A short time ago, my relative faced a moral and legal crisis. In an attempt to scare Canadian geese (technically known as Canada geese) away with the sound of a BB gun shot, or maybe just sting one of the many geese who had been depositing pounds of feces on his property each day, this relative inadvertently shot a Canada goose in the head, killing it instantly on his suburban property. It was a moral crisis because he had never intended to kill any animal, and a legal crisis since killing a Canada goose violates the North American Migratory Bird Treaty. To any eyewitness, it would have appeared that he deliberately assassinated the bird.
What followed was a series of misfortunes as he tried to make the best of a bad situation without attracting any attention. An effort to pluck the feathers from the Canada goose brought only detriment to them and to the dignity of the remains; aside from trashing their garage and effectively mauling the carcass of an innocent Canada goose, it accomplished nothing. Though that episode only heightened his sense of guilt, my relative ultimately disposed of the body like a sloppy hit man - in a dumpster at the local Elks Club, under cover of darkness.
What could he have done to avoid these unfortunate events? Undoubtedly many of you have faced challenges as you tried to encourage gaggles of Canadian geese to rest, eat, poop and socialize elsewhere. Here are some helpful goose control tips.
- Herding dogs. If you could use a furry companion, consider owning a herding dog like a border collie. As long as the dog breed only chases and herds the geese, rather than attacking to kill them, this option requires no permit.
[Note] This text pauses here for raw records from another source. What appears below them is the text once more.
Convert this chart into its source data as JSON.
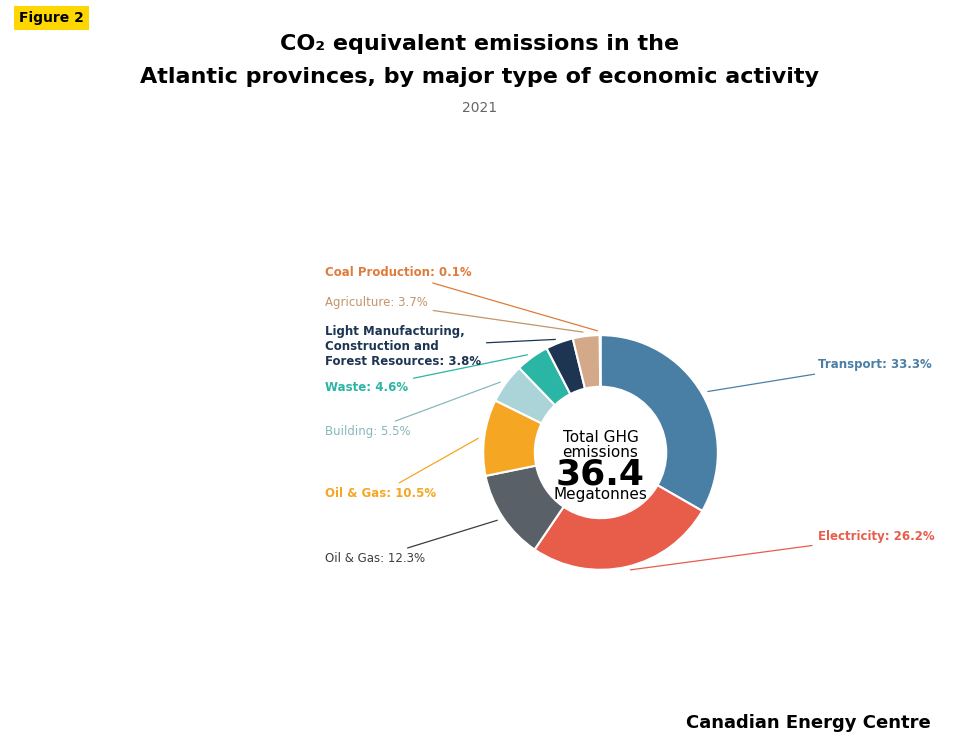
{
  "title_line1": "CO₂ equivalent emissions in the",
  "title_line2": "Atlantic provinces, by major type of economic activity",
  "subtitle": "2021",
  "figure_label": "Figure 2",
  "center_text_line1": "Total GHG",
  "center_text_line2": "emissions",
  "center_text_value": "36.4",
  "center_text_unit": "Megatonnes",
  "total": 36.4,
  "slices": [
    {
      "label": "Transport: 33.3%",
      "short": "Transport: 33.3%",
      "pct": 33.3,
      "color": "#4a7fa5",
      "label_color": "#4a7fa5",
      "bold": true
    },
    {
      "label": "Electricity: 26.2%",
      "short": "Electricity: 26.2%",
      "pct": 26.2,
      "color": "#e85c4a",
      "label_color": "#e85c4a",
      "bold": true
    },
    {
      "label": "Oil & Gas: 12.3%",
      "short": "Oil & Gas: 12.3%",
      "pct": 12.3,
      "color": "#5a6068",
      "label_color": "#3d3d3d",
      "bold": false
    },
    {
      "label": "Oil & Gas: 10.5%",
      "short": "Oil & Gas: 10.5%",
      "pct": 10.5,
      "color": "#f5a623",
      "label_color": "#f5a623",
      "bold": true
    },
    {
      "label": "Building: 5.5%",
      "short": "Building: 5.5%",
      "pct": 5.5,
      "color": "#aad4d8",
      "label_color": "#88b8bc",
      "bold": false
    },
    {
      "label": "Waste: 4.6%",
      "short": "Waste: 4.6%",
      "pct": 4.6,
      "color": "#2ab5a5",
      "label_color": "#2ab5a5",
      "bold": true
    },
    {
      "label": "Light Manufacturing,\nConstruction and\nForest Resources: 3.8%",
      "short": "Light Manufacturing,\nConstruction and\nForest Resources: 3.8%",
      "pct": 3.8,
      "color": "#1d3452",
      "label_color": "#1d3452",
      "bold": true
    },
    {
      "label": "Agriculture: 3.7%",
      "short": "Agriculture: 3.7%",
      "pct": 3.7,
      "color": "#d4a98a",
      "label_color": "#c4956a",
      "bold": false
    },
    {
      "label": "Coal Production: 0.1%",
      "short": "Coal Production: 0.1%",
      "pct": 0.1,
      "color": "#e07b39",
      "label_color": "#e07b39",
      "bold": true
    }
  ],
  "background_color": "#ffffff",
  "footer_text": "Canadian Energy Centre",
  "start_angle": 90,
  "donut_width": 0.44
}
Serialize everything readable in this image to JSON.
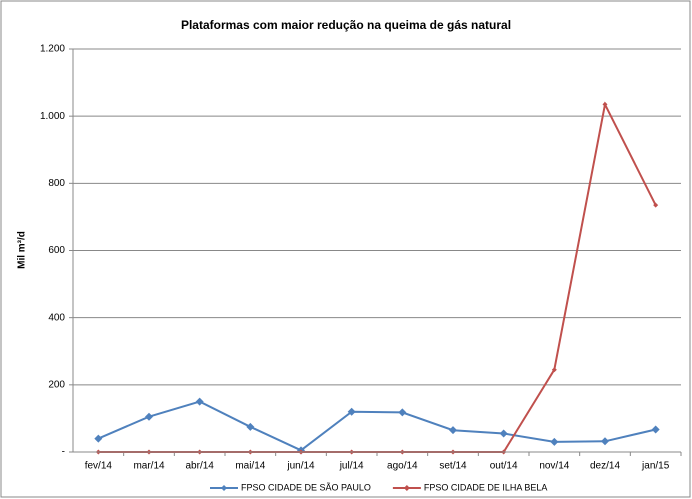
{
  "chart_data": {
    "type": "line",
    "title": "Plataformas com maior redução na queima de gás natural",
    "y_label": "Mil m³/d",
    "categories": [
      "fev/14",
      "mar/14",
      "abr/14",
      "mai/14",
      "jun/14",
      "jul/14",
      "ago/14",
      "set/14",
      "out/14",
      "nov/14",
      "dez/14",
      "jan/15"
    ],
    "series": [
      {
        "name": "FPSO CIDADE DE SÃO PAULO",
        "color": "#4f81bd",
        "values": [
          40,
          105,
          150,
          75,
          5,
          120,
          118,
          65,
          55,
          30,
          32,
          67
        ]
      },
      {
        "name": "FPSO CIDADE DE ILHA BELA",
        "color": "#c0504d",
        "values": [
          0,
          0,
          0,
          0,
          0,
          0,
          0,
          0,
          0,
          245,
          1035,
          735
        ]
      }
    ],
    "ylim": [
      0,
      1200
    ],
    "yticks": [
      {
        "value": 0,
        "label": "-"
      },
      200,
      400,
      600,
      800,
      {
        "value": 1000,
        "label": "1.000"
      },
      {
        "value": 1200,
        "label": "1.200"
      }
    ],
    "grid": true,
    "legend": "bottom"
  }
}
You are merely harassing the Canadian geese, making your yard less hospitable to them.
- Don't let anybody feed them. Along the lines of hospitality, you'll never get rid of Canadian geese if your family or others are feeding them on or nearby your property. Feeding the geese is irresponsible anyway, as it encourages wild animals to develop dependent habits.
- Decoys. Decoys can be surprisingly effective as a deterrent of Canadian geese.
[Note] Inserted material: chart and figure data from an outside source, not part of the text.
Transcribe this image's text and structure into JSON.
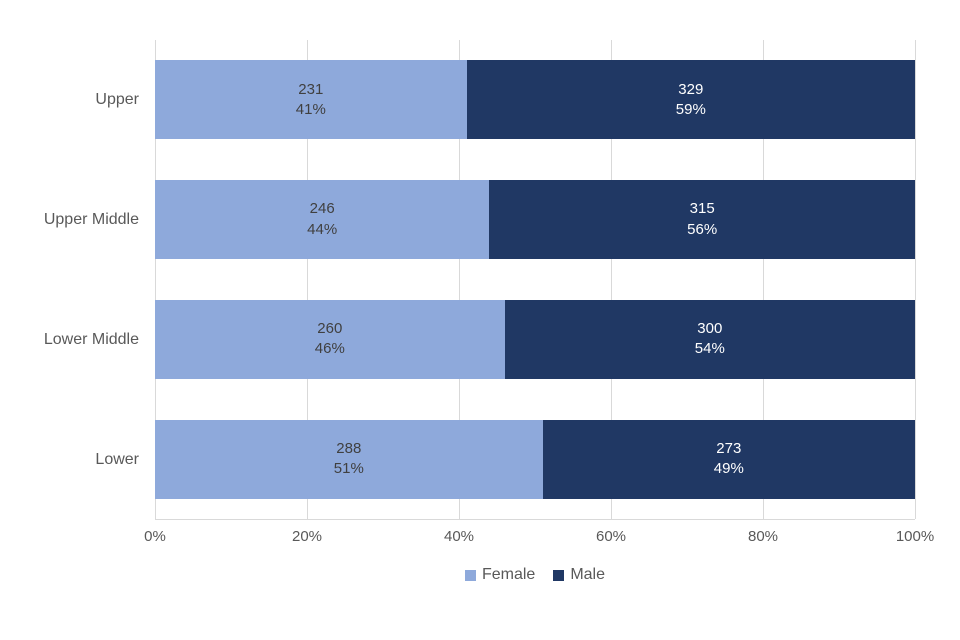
{
  "chart_data": {
    "type": "bar",
    "orientation": "horizontal",
    "stacked": true,
    "stack_mode": "percent",
    "title": "",
    "xlabel": "",
    "ylabel": "",
    "categories": [
      "Upper",
      "Upper Middle",
      "Lower Middle",
      "Lower"
    ],
    "series": [
      {
        "name": "Female",
        "color": "#8ea9db",
        "values": [
          231,
          246,
          260,
          288
        ],
        "percents": [
          41,
          44,
          46,
          51
        ],
        "percent_labels": [
          "41%",
          "44%",
          "46%",
          "51%"
        ]
      },
      {
        "name": "Male",
        "color": "#203864",
        "values": [
          329,
          315,
          300,
          273
        ],
        "percents": [
          59,
          56,
          54,
          49
        ],
        "percent_labels": [
          "59%",
          "56%",
          "54%",
          "49%"
        ]
      }
    ],
    "x_ticks": [
      {
        "label": "0%",
        "value": 0
      },
      {
        "label": "20%",
        "value": 20
      },
      {
        "label": "40%",
        "value": 40
      },
      {
        "label": "60%",
        "value": 60
      },
      {
        "label": "80%",
        "value": 80
      },
      {
        "label": "100%",
        "value": 100
      }
    ],
    "xlim": [
      0,
      100
    ],
    "grid": "vertical",
    "gridline_color": "#d9d9d9",
    "legend_position": "bottom",
    "legend": [
      "Female",
      "Male"
    ]
  }
}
- Predator decoys. If buying a dog is out of the option, you can always buy a decoy dog or coyote to keep in your yard. By moving it around every other day, you can possibly keep Canadian geese off of your property.
- Goose decoys. What kind of goose decoy would deter geese, you ask? The dead kind. No Canada goose would ignore the sight of dead geese. The carcasses send a natural warning to them that the land is unsafe for geese. After all, by shooting one of them, your goal would be the same - to convince them that your land is unsafe. This way, no bird has to die. In order for the goose decoys to be effective as repellents, you should use two of them. They can be floated on the surface of water or placed on the land.
- Alter your landscape. Canadian geese are drawn to wide open areas where nothing obscures their visibility of any potential predators. By planting low-lying shrubs and bushes around your yard (especially effective along the shore of any water adjacent to your property), you can transform a goose haven into a place of discomfort for them.
- Using sounds. If you don't mind listening to the sound of various wild birds squawking occasionally, pre-recorded distress sounds can be amplified across your property to scare away Canadian geese who would potentially use your property as a landing pad.
- Chemical deterrents. The use of naturally occurring, non-toxic chemical agents on feeding grounds can get those geese off of your property as well (for example, Rejex-iT, whose active repelling ingredient can be found in fruit).
- Seek a permit to expand your options. If you have exhausted possible non-lethal options for getting rid of the Canadian geese - and the geese continue to cause property damage or pose risk to human well-being - you can seek a permit to explore lethal options. You'll need a permit granted by the government in order to kill a Canada goose or tamper with their eggs.
- Compassion for wildlife. You may be in no mood to consider a compassionate approach to the Canadian geese who have unwittingly tormented you. But it is worthwhile to reflect upon the difficulty of their migration even without you firing at them. What is a small plot of grass compared to a living creature? Though my relative was angry to the point of physically stinging one of the birds, he felt serious remorse at having accidentally killed one. Before you seek a permit to kill, make sure you are prepared for the remorse that the killing might precipitate. If you have not truly exhausted available non-lethal methods first, you will possibly be adding a great burden to your conscience.
Property issues concerning Canadian geese continue to escalate. More and more of us find ourselves facing a gaggle of geese who, despite their cuteness, can easily destroy property and crops. Thankfully, non-lethal deterrent methods have proven effective for many in similar situations. Your state department of wildlife can provide information about hunting seasons, regulations and permits.